House Asst. Majority Leader and Cebu First District Rep. Eduardo Gullas slammed on Wednesday, Dec. 8 the Makati Business Club (MBC) for calling on the government to take control of the operations of the offshore Malampaya gas field.
Gullas, chairman of the House Committee on Land Use, said the MBC must not pretend it is representing the entire business sector in the country when it asked government-owned Philippine National Oil Co. to take control of Malampaya.
“There are far more representative chambers of commerce and industry in the country that want the government to stay out of any business and avoid competing with private enterprises,” said Gullas who is also a senior member of the House Committee on Ways and Means.
“In fact, we would not be surprised if business groups in the provinces, such as those in Cebu and Davao, tend to perceive the MBC as an elitist club from ‘imperial’ Manila,” Gullas said.
The Cebuano solon explained that the objective behind the government’s petroleum service contracting scheme is “precisely to let private corporations assume the risk of spending capital to discover and develop our indigenous gas and oil resources.” “If they drill an offshore well that won’t flow gas or oil in commercial quantities, then the government does not have to worry about reimbursing them,” Gullas said.
“Right now, we already have Filipino tycoons engaged in petroleum service contracting, so there’s no need for PNOC to come in and compete, more so because the government does not have the wherewithal,” Gullas pointed out.
According to Gullas Manuel Pangilinan’s PXP Energy Corp., Enrique Razon Jr.’s Monte Oro Resources & Energy Inc., and Jaime Augusto Zobel de Ayala’s ACE Enexor Inc., among others, are already engaged in petroleum service contracting.
“We must also stress that any government acquisition and operation of a new energy asset would be highly regressive, considering that the State has been disposing of them for decades,” Gullas said.

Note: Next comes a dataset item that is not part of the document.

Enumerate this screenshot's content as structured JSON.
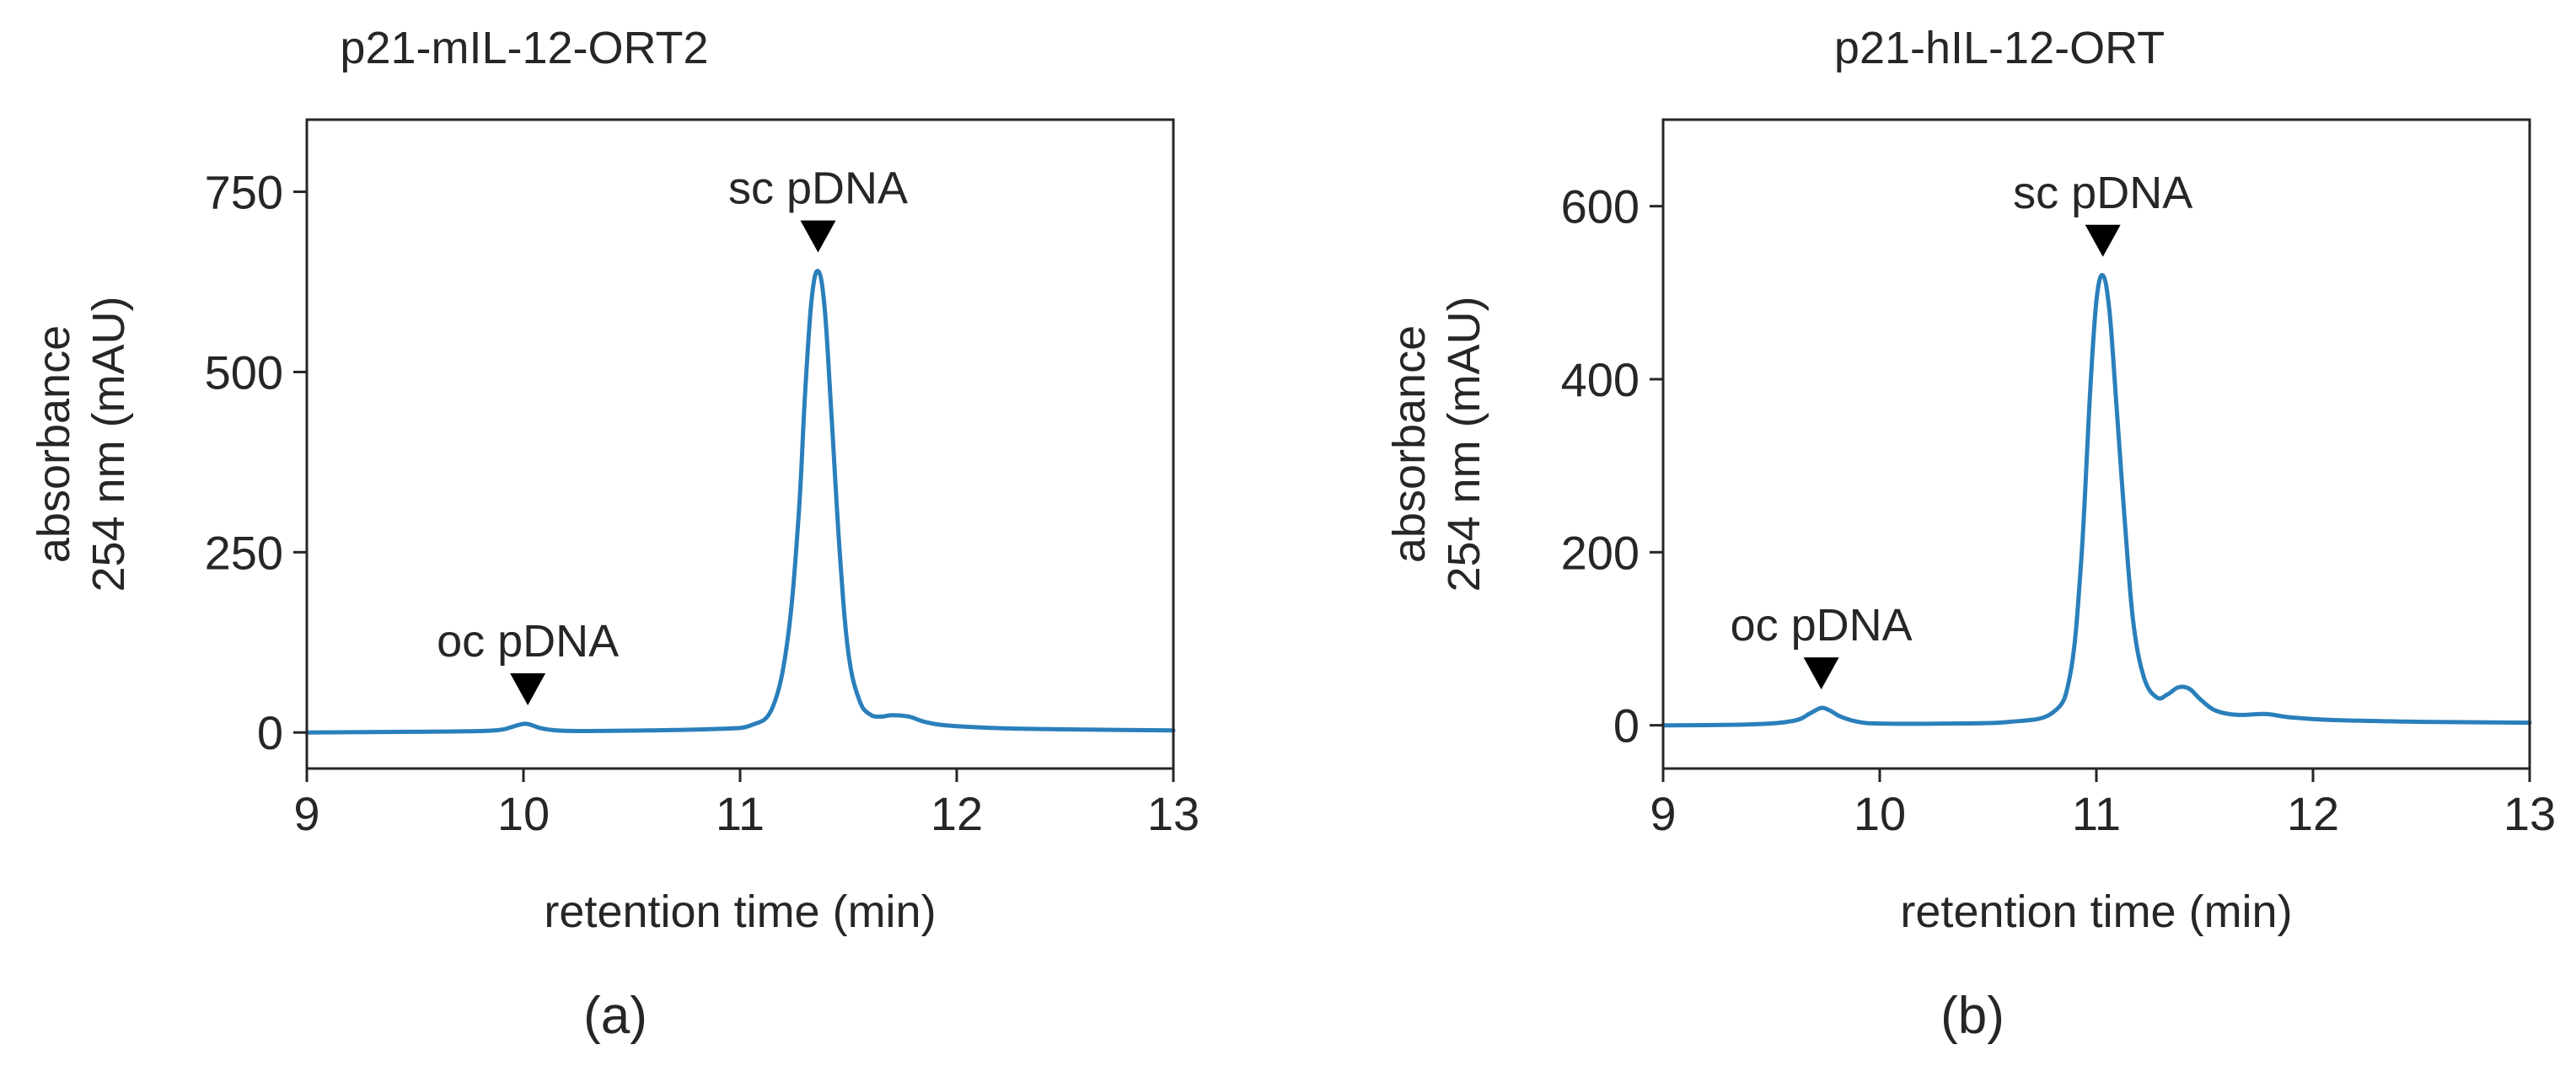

“The business community, including the MBC, was actually very supportive of the government’s privatization program in the past, because they participated by buying and then developing the energy assets,” Gullas noted.
He recalled that in 2007, under pressure to bridge the budget deficit, the government sold its 60 percent stake in PNOC Energy Development Corp. (PNOC EDC) for P58.5 billion to a partnership led by Lopez-owned First Gen. Corp.
“When the government sold PNOC EDC, nobody protested and said the government should keep the asset because it is the country’s largest and the world’s second-largest geothermal energy producer,” Gullas said.
PNOC EDC was a Philippine Stock Exchange-listed entity with 40 percent of its shares held by the public when it was sold by the government.
Gullas also cited the case of the National Power Corp. (Napocor), whose generating and transmission assets were sold off and are now owned and operated by private firms.
“We got rid of PNOC’s and Napocor’s holdings not only because the government needed the money, but also because the government did not have the cash to modernize, improve and make these assets economically viable,” Gullas said.